Der Patentinhaber hat ebenfalls einen Anspruch gegenüber dem Staat auf eine angemessene Vergütung (§ 13 Abs. 3 PatG). Bei der Schätzung der Höhe der Vergütung kann die Bedeutung des Patents und der dem Patentinhaber entgangene Gewinn berücksichtigt werden.

Bislang gab es lediglich einen einzigen Fall einer staatlichen Benutzungsanordnung in Deutschland, kurz nach Ende des 2. Weltkriegs (OLG Frankfurt PMZ 49, 330).

Muss ein Patentinhaber aktuell Zwangsmaßnahmen fürchten?

Die Hürden für eine Zwangslizenz und staatliche Benutzungsanordnung im Zusammenhang mit der Corona-Pandemie stehender Produkte sind nach deutschem Recht sehr hoch und können nur in besonderen Ausnahmefällen zur Anwendung kommen. Das Bestehen einer epidemischen Lage allein reicht nicht aus. Es muss zusätzlich ein Versorgungsengpass drohen, der die Zwangsmaßnahmen erforderlich macht, um die Versorgung mit bestimmten lebensnotwendigen Produkten sicherzustellen.

Momentan ist ein Versorgungsengpass zumindest in Deutschland nicht erkennbar. Es wird vielmehr vereinzelt davon berichtet, dass in Impfzentren und Arztpraxen Impfstoffe nicht abgerufen und verworfen werden müssen.

Zwangsmaßnahmen können darüber hinaus zu einer dauerhaften Beschädigung des Patentsystems mit seiner Anreizfunktion führen. Gerade forschungsaktive Unternehmen würden dadurch benachteiligt.

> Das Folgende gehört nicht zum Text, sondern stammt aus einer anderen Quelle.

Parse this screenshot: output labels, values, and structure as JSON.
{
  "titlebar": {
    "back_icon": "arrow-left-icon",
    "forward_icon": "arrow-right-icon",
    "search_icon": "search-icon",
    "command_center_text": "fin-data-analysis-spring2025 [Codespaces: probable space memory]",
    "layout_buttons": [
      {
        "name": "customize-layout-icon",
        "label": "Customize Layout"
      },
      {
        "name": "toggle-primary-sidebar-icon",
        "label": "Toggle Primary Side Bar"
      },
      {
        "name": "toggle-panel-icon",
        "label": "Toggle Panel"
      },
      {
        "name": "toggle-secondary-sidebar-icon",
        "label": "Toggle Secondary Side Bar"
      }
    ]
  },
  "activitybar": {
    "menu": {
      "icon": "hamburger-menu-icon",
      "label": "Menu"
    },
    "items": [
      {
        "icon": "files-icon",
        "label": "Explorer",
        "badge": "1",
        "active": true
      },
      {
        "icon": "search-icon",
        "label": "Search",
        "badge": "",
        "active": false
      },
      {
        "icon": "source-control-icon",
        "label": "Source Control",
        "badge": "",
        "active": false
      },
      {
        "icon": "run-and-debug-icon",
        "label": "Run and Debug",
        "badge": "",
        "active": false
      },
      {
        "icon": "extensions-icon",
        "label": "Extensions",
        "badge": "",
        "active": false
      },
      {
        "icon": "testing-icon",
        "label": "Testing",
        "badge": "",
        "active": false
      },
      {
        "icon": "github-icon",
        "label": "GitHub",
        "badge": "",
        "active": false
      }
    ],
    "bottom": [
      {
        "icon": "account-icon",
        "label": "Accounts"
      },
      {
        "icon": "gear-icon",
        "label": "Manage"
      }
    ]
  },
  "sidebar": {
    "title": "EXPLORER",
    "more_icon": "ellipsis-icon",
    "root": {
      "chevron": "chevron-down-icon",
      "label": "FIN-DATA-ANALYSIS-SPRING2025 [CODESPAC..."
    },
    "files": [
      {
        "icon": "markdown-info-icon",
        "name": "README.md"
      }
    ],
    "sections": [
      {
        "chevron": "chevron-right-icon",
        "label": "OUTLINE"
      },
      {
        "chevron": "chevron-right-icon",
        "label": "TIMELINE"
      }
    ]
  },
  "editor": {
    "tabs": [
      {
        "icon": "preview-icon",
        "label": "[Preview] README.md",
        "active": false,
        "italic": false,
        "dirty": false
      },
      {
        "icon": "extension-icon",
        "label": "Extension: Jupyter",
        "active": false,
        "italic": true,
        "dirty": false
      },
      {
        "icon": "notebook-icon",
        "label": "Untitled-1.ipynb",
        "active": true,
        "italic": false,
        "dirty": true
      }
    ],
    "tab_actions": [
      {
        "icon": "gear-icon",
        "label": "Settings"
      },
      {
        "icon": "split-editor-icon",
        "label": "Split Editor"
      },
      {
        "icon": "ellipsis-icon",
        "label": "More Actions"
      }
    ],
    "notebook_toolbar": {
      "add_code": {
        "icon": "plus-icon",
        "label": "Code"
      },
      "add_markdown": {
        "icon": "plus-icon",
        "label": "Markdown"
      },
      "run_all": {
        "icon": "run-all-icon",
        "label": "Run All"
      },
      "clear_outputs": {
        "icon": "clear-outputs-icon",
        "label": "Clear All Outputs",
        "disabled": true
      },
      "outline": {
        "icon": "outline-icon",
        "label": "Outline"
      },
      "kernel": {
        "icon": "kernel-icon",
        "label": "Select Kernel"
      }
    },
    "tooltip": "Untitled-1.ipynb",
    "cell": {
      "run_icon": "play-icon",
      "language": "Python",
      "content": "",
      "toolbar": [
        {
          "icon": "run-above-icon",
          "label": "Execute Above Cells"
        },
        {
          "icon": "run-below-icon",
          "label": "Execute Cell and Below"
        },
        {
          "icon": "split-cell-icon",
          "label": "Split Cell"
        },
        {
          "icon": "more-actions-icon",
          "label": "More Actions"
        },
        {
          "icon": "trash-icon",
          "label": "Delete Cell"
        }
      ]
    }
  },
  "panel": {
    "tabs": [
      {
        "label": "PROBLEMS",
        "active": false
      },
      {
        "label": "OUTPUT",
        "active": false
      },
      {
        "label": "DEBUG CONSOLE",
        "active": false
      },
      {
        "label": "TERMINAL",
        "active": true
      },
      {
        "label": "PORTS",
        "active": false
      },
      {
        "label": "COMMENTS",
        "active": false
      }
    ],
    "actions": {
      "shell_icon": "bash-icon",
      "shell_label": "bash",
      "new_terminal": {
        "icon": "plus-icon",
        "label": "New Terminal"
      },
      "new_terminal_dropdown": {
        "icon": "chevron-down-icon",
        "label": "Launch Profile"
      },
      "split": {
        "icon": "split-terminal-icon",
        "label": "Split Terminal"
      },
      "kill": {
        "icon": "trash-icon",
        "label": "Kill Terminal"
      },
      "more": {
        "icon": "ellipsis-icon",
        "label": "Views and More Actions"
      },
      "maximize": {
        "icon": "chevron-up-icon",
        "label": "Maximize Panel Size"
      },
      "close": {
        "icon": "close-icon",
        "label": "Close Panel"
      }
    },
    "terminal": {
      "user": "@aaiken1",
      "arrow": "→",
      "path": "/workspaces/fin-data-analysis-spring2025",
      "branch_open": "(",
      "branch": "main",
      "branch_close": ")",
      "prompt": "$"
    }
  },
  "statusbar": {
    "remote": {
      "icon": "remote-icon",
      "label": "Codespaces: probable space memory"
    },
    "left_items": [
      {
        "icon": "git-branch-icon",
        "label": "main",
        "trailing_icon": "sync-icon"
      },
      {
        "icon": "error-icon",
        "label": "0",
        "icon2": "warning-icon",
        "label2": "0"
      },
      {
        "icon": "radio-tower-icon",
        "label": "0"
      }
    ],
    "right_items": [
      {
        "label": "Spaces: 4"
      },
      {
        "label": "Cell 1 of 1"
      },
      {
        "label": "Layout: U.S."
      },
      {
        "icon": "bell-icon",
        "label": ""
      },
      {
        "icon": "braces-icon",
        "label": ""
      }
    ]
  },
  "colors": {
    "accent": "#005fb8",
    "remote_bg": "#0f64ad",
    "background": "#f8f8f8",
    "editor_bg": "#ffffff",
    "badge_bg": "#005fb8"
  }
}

Dies scheint auch in große Teile der Politik vorgedrungen zu sein und ist seit je her die Sicht der deutschen Gerichte. Deshalb ist es nach unserer Auffassung eher unwahrscheinlich, dass im Zusammenhang mit der Corona-Pandemie in Deutschland staatliche Benutzungsanordnungen zur Anwendung kommen. Auch die Erteilung von Zwangslizenzen ist wohl derzeit nicht zu erwarten. Das liegt auch daran, dass etwaige Versorgungsengpässe eher durch allgemein begrenzte Produktionskapazitäten sowie nur bedingt beschleunigbare Entwicklungs- und Zulassungsprozesse verursacht werden und nicht durch die Lizenzunwilligkeit der Patentinhaber. Einige größere Unternehmen hatten sogar zu Beginn der Pandemie angekündigt, zeitlich begrenzt Schutzrechte, die Erfindungen zu deren Bekämpfung betreffen, nicht durchsetzen zu wollen.

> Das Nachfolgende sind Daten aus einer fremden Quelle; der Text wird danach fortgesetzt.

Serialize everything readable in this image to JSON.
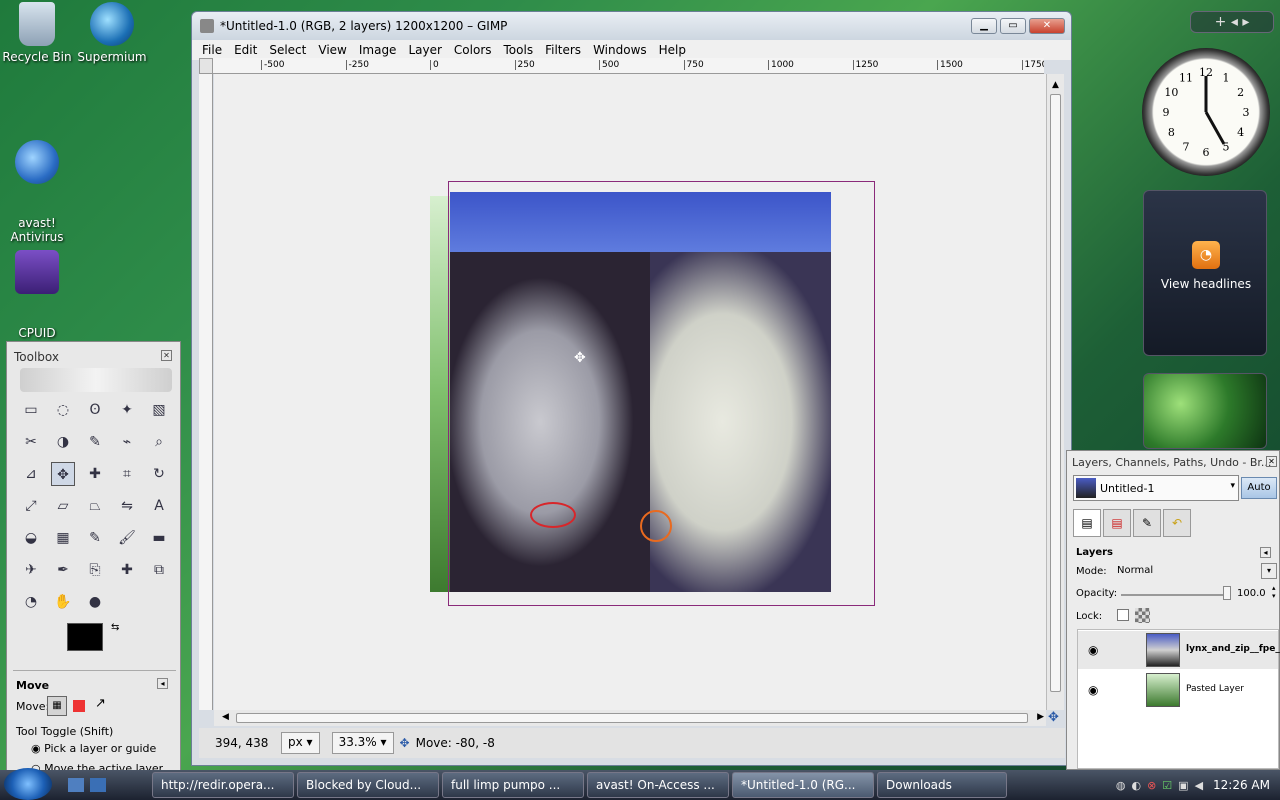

Aber selbst wenn es in den kommenden Wochen oder Monaten zu Zwangslizenzen kommen sollte, sind die Auswirkungen für den Patentinhaber letztlich moderat. Zum einen bleiben Vergütungsansprüche des Patentinhabers weiter bestehen. Des Weiteren bleiben die Patente erhalten, d.h. der Patentinhaber darf das Patent auch während der Dauer einer Zwangslizenz oder auch Benutzungsanordnung selber weiter nutzen bzw. verwerten. Nicht zuletzt sind die Zwangsmaßnahmen wohl zeitlich auf die Dauer der Pandemie zu beschränken, und der Patentinhaber wird nach dem Ende der Pandemie über die Monopolrechte wieder uneingeschränkt verfügen dürfen. Da nach Einschätzung der Experten das Coronavirus SARS-CoV-2 endemisch und damit weiterhin lokal begrenzt auftreten wird, sollte die Bedeutung derartiger Schutzrechte auch in Zukunft hoch sein.

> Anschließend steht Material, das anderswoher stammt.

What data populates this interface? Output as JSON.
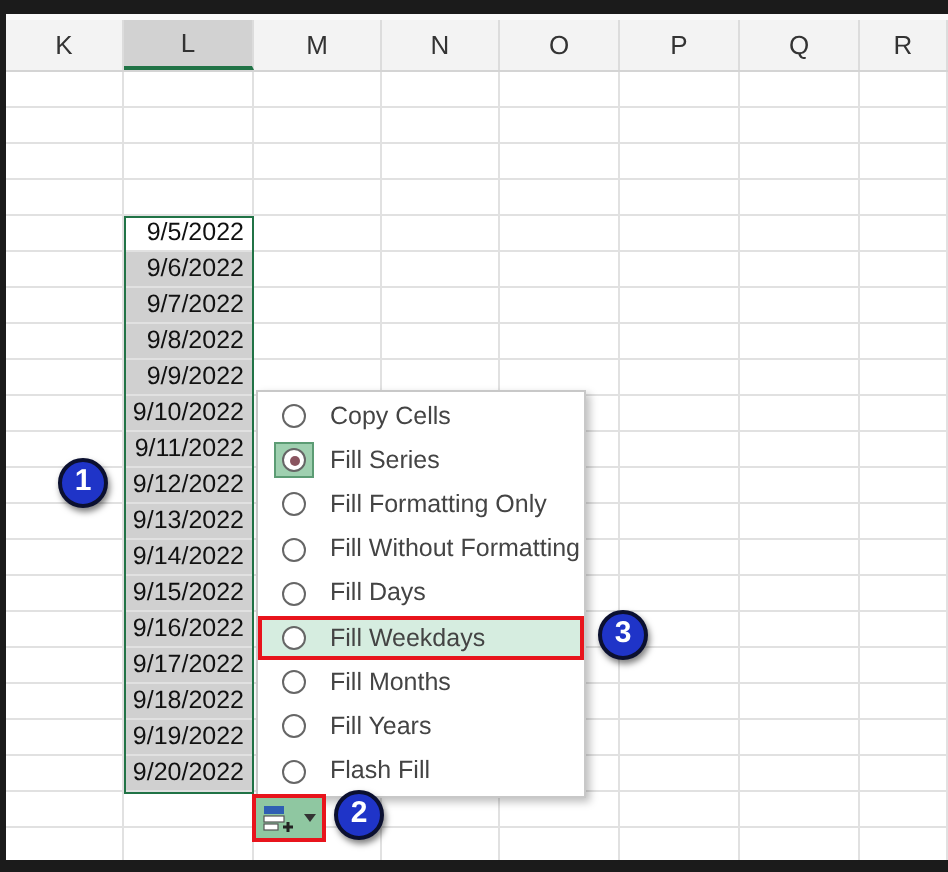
{
  "columns": [
    {
      "label": "K",
      "selected": false
    },
    {
      "label": "L",
      "selected": true
    },
    {
      "label": "M",
      "selected": false
    },
    {
      "label": "N",
      "selected": false
    },
    {
      "label": "O",
      "selected": false
    },
    {
      "label": "P",
      "selected": false
    },
    {
      "label": "Q",
      "selected": false
    },
    {
      "label": "R",
      "selected": false
    }
  ],
  "filled_cells": [
    {
      "text": "9/5/2022",
      "active": true
    },
    {
      "text": "9/6/2022",
      "active": false
    },
    {
      "text": "9/7/2022",
      "active": false
    },
    {
      "text": "9/8/2022",
      "active": false
    },
    {
      "text": "9/9/2022",
      "active": false
    },
    {
      "text": "9/10/2022",
      "active": false
    },
    {
      "text": "9/11/2022",
      "active": false
    },
    {
      "text": "9/12/2022",
      "active": false
    },
    {
      "text": "9/13/2022",
      "active": false
    },
    {
      "text": "9/14/2022",
      "active": false
    },
    {
      "text": "9/15/2022",
      "active": false
    },
    {
      "text": "9/16/2022",
      "active": false
    },
    {
      "text": "9/17/2022",
      "active": false
    },
    {
      "text": "9/18/2022",
      "active": false
    },
    {
      "text": "9/19/2022",
      "active": false
    },
    {
      "text": "9/20/2022",
      "active": false
    }
  ],
  "autofill_menu": {
    "items": [
      {
        "label": "Copy Cells",
        "selected": false,
        "highlighted": false
      },
      {
        "label": "Fill Series",
        "selected": true,
        "highlighted": false
      },
      {
        "label": "Fill Formatting Only",
        "selected": false,
        "highlighted": false
      },
      {
        "label": "Fill Without Formatting",
        "selected": false,
        "highlighted": false
      },
      {
        "label": "Fill Days",
        "selected": false,
        "highlighted": false
      },
      {
        "label": "Fill Weekdays",
        "selected": false,
        "highlighted": true
      },
      {
        "label": "Fill Months",
        "selected": false,
        "highlighted": false
      },
      {
        "label": "Fill Years",
        "selected": false,
        "highlighted": false
      },
      {
        "label": "Flash Fill",
        "selected": false,
        "highlighted": false
      }
    ]
  },
  "options_button": {
    "highlighted": true
  },
  "callouts": [
    "1",
    "2",
    "3"
  ]
}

Inhaber von Patenten auf Corona-Impfstoffe/ -Arzneimittel bzw. anderweitige Produkte mit Corona-Bezug können einer Benutzungsanordnung/Zwangslizenz zudem dadurch vorbeugen, dass sie Lizenzbereitschaft signalisieren oder zeitlich und inhaltlich begrenzte Verzichtserklärungen (sogen. "patent pledges") abgeben. In Bezug auf deutsche Patente kann eine sogenannte "Lizenzbereitschaftserklärung" gegenüber jedermann im Patentregister eingetragen werden, wodurch sich außerdem für den Patentinhaber die Jahresgebühren um 50% reduzieren. Auch besteht die Möglichkeit der Bildung von Patentpools, bei denen relevante Patente gemeinsam mit Wettbewerbern gebündelt und einheitliche, angemessene Lizenzbedingungen definiert werden.

Patente bleiben also auch und gerade in Zeiten einer Pandemie wichtige Instrumente zur Sicherung von Innovationen. Denken Sie also weiterhin daran, Ihre Erfindungen umfangreich zu sichern.